Lei: un uccello nero con il becco bianco dall’aguzza punta, coronato dallo scudo dello stesso colore che le copre la fronte. La testa di una papera, la conformazione fisica di un pollo. Lui: lo stesso, solamente un po’ più grande. E allora per quale ragione, sarebbe giusto chiedersi, la loro prole ha un tale aspetto tanto surreale? Quello di 8, 9 piccoli uccelli, color verde oliva scuro, la testa rossa come il fuoco e una corona di piume gialle, simile alle punte dei capelli di un Super Sayan. Davvero l’istinto è uno strumento valido, nell’affrontare e definire i casi della vita! Poiché immaginando tale situazione nell’ambiente umano, assai difficilmente il padre accetterebbe tutto questo senza farsi una domanda o due. Eppure queste sono coppie che resistono l’intero giro di stagione, che collaborano per costruire il nido e non lo lasciano fino al momento in cui, auspicabilmente, una ragionevole percentuale di quei piccoli diventa indipendente. “Ragionevole” costituendo, nel caso in questione, una quantità decisamente soggettiva: poiché nulla, nelle leggi di natura, sottintende che l’erede generazionale di una qualsiasi delle specie del genere Fulica possa raggiungere l’età riproduttiva, come invece pare auspicabile per le tante specie d’uccelli lacustri come le anatre o le oche, straordinariamente attenti nel proteggere i figli e figlie della loro importante unione.

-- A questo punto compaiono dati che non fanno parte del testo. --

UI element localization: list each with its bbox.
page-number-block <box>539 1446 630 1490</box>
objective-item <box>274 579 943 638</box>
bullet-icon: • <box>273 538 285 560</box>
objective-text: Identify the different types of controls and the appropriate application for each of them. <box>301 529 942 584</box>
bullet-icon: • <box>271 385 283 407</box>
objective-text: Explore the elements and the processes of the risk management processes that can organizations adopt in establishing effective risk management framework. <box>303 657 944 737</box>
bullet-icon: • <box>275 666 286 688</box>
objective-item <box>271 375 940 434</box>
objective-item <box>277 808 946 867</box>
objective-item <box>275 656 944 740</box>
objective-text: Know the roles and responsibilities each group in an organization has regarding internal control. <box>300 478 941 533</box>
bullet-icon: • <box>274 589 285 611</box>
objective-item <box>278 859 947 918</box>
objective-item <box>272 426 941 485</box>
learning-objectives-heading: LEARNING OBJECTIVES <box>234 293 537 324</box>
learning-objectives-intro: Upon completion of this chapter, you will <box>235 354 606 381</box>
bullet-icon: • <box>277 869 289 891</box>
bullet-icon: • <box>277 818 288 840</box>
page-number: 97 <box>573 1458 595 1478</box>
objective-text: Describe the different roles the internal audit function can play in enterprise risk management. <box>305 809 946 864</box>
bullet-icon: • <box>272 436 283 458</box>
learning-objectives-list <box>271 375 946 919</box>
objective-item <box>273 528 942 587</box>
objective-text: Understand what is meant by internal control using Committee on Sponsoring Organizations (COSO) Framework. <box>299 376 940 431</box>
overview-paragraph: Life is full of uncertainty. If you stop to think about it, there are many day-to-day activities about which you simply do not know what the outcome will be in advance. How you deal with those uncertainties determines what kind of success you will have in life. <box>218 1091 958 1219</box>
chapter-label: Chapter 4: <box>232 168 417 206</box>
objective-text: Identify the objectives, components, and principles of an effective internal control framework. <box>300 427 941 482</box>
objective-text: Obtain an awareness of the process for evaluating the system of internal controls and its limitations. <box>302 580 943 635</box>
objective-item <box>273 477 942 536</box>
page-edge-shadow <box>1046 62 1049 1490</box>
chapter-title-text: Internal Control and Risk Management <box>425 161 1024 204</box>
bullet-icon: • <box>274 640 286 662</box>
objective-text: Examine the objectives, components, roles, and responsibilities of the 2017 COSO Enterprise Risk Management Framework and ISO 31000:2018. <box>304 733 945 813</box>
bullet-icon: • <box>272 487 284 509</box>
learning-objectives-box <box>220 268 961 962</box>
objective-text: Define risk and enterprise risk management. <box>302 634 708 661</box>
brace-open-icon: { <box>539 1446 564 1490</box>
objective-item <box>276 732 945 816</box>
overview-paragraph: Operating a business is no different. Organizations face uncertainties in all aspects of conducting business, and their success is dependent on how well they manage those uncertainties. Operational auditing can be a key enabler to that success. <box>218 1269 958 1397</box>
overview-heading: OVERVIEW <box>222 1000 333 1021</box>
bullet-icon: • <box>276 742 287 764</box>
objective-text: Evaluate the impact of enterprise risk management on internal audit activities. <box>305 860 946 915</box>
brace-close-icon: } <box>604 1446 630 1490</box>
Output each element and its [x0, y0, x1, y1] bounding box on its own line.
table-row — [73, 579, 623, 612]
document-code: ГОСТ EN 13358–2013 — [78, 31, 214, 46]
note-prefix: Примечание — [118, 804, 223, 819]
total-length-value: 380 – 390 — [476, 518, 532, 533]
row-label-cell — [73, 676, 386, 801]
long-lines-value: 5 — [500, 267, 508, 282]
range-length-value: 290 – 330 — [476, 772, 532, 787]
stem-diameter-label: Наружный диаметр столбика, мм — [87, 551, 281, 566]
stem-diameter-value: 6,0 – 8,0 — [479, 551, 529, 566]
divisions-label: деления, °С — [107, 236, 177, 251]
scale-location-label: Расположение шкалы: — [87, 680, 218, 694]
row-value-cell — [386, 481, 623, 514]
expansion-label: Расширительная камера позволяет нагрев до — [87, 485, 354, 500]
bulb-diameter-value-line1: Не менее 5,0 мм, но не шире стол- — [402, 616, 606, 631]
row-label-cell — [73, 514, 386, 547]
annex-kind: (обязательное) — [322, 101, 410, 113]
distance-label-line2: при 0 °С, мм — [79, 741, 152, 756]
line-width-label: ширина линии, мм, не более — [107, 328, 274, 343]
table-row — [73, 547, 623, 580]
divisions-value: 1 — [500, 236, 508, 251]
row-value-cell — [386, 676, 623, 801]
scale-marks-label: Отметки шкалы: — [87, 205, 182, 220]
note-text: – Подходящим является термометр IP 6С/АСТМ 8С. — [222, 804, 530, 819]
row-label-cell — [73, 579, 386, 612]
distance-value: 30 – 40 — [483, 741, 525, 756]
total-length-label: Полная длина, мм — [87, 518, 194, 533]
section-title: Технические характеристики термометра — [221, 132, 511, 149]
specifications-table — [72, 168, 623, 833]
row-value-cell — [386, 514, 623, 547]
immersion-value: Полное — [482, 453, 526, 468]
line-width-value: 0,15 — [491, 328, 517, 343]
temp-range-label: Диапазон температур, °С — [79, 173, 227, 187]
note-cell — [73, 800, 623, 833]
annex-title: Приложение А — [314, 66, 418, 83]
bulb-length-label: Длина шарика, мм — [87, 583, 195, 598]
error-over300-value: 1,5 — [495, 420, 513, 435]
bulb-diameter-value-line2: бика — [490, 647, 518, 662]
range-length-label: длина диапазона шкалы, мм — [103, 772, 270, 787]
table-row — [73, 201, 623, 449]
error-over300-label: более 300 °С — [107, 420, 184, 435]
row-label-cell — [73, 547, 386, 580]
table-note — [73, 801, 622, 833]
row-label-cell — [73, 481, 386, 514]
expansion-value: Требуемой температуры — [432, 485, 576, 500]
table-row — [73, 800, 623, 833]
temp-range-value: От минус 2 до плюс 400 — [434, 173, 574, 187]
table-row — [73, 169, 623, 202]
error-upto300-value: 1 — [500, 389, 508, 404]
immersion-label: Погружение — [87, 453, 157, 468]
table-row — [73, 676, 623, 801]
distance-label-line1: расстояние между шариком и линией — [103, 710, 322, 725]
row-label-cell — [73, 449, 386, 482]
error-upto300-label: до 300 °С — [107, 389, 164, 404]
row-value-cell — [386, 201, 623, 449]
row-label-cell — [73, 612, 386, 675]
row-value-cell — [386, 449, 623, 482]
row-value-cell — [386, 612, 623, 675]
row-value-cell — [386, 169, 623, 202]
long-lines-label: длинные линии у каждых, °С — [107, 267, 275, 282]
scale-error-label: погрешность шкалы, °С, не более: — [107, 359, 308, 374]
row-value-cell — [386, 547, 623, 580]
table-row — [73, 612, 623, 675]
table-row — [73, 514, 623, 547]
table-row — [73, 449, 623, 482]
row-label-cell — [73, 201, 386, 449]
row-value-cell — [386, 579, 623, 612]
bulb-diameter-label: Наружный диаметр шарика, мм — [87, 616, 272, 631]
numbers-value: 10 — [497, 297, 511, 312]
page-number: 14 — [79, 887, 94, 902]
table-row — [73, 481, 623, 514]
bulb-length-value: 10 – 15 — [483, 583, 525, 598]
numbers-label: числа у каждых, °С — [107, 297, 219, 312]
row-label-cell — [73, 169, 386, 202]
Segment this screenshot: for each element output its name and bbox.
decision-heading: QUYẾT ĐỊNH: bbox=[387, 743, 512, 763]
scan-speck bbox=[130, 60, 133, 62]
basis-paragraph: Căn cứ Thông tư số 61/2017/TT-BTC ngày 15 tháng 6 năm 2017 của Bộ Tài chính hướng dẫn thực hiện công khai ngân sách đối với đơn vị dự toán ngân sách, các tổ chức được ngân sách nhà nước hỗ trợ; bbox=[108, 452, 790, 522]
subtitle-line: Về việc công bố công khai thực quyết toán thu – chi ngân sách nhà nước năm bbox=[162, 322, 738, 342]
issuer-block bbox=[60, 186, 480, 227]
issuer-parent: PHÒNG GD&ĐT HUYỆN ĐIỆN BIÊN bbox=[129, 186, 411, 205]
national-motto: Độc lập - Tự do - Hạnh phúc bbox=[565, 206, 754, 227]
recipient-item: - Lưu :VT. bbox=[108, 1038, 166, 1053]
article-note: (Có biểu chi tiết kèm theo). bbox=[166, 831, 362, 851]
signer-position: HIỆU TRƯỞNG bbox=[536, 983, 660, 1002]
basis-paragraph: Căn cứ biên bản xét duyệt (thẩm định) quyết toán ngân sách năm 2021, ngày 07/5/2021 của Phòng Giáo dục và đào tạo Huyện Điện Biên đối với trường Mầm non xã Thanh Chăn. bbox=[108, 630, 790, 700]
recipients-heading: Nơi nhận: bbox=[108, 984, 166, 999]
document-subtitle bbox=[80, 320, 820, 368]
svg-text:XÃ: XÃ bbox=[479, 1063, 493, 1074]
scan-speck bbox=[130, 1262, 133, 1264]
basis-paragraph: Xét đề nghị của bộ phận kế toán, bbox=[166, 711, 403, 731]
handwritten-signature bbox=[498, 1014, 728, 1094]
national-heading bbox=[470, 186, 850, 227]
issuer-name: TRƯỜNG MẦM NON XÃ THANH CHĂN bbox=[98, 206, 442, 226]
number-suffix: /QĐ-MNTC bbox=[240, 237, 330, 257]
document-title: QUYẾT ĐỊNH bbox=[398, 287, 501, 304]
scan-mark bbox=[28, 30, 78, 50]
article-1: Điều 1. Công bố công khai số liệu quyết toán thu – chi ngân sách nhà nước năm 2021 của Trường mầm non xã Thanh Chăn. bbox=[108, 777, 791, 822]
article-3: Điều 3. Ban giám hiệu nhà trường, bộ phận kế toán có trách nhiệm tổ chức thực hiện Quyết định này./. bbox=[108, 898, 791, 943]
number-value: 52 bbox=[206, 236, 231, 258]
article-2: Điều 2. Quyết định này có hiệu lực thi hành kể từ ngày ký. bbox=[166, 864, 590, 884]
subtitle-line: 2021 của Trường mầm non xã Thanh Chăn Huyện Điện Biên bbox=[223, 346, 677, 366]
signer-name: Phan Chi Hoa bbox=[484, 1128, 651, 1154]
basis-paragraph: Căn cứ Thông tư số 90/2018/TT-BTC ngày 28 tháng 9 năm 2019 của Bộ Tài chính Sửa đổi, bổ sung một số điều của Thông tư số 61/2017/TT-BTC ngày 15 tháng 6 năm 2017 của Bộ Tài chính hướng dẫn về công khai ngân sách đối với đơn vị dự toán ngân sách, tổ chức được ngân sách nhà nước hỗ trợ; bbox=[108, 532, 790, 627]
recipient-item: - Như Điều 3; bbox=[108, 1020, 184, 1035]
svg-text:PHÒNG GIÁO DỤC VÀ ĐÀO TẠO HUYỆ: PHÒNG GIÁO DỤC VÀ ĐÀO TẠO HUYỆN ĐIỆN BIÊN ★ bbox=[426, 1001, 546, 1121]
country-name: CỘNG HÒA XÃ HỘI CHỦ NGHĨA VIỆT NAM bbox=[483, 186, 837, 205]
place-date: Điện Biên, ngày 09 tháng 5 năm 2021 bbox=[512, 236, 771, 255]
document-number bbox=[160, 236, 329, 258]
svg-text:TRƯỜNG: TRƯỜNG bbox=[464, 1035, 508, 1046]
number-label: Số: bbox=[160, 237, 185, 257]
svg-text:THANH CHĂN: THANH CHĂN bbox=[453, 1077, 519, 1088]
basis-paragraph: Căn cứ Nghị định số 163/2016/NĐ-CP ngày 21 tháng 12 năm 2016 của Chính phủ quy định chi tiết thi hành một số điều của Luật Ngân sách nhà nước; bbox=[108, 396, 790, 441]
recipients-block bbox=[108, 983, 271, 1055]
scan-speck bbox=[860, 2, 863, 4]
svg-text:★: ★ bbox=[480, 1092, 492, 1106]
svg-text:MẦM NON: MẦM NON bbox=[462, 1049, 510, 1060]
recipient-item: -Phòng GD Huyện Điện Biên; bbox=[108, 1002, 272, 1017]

La folaga, che si tratti di quella Americana o l’eurasiatica comune, definita F. atra, o ancora di una delle nove varianti meno diffuse, è in effetti un qualcosa di estremamente diverso da tali familiari esseri, rientrando piuttosto nella famiglia dei rallidi ovvero la stessa delle porzane, porciglioni e polli sultano. Esseri generalmente inclini a battere per il cibo il terreno asciutto, laddove questo particolare esponente occupa, piuttosto, la nicchia degli stagni o ambienti lacustri, presentando alcuni significativi adattamenti evolutivi: primo tra tutti, la particolare conformazione delle zampe, particolarmente grandi ma non palmate, presentando piuttosto una serie di lobi simili a scaglie, in grado di agire come pagaie propulsive durante il nuoto. Altro episodio importante del loro stile di vita è la costruzione del nido, una strana zattera di sterpaglie e rami, continuamente riparata e mantenuta a galla dagli sforzi della coppia di sposi, semplicemente priva di un’indipendenza funzionale e pronta a sprofondare totalmente, una volta che sarà stato concluso il suo impiego. Che comporta, come precedentemente accennato, la deposizione di una copiosa quantità di uova tra le quali troveranno posto, qualche volta, anche quelle di una femmina rivale. Poiché la folaga, come il cuculo e altre numerose specie di volatili, ha da tempo scoperto la convenienza del parassitismo riproduttivo, ovvero confidare nelle cure amorevoli di un’altra madre, ed i suoi sforzi inconsapevoli, al fine di garantire il benessere del maggior numero possibile di eredi. Ed è proprio a partire da tale imprescindibile e crudele momento, che possiamo rilevare l’importanza della codifica cromatica nella sopravvivenza, o mancanza di essa, nel futuro dei piccoli anatroccoli, così apparentemente dipinti da un pittore astratto…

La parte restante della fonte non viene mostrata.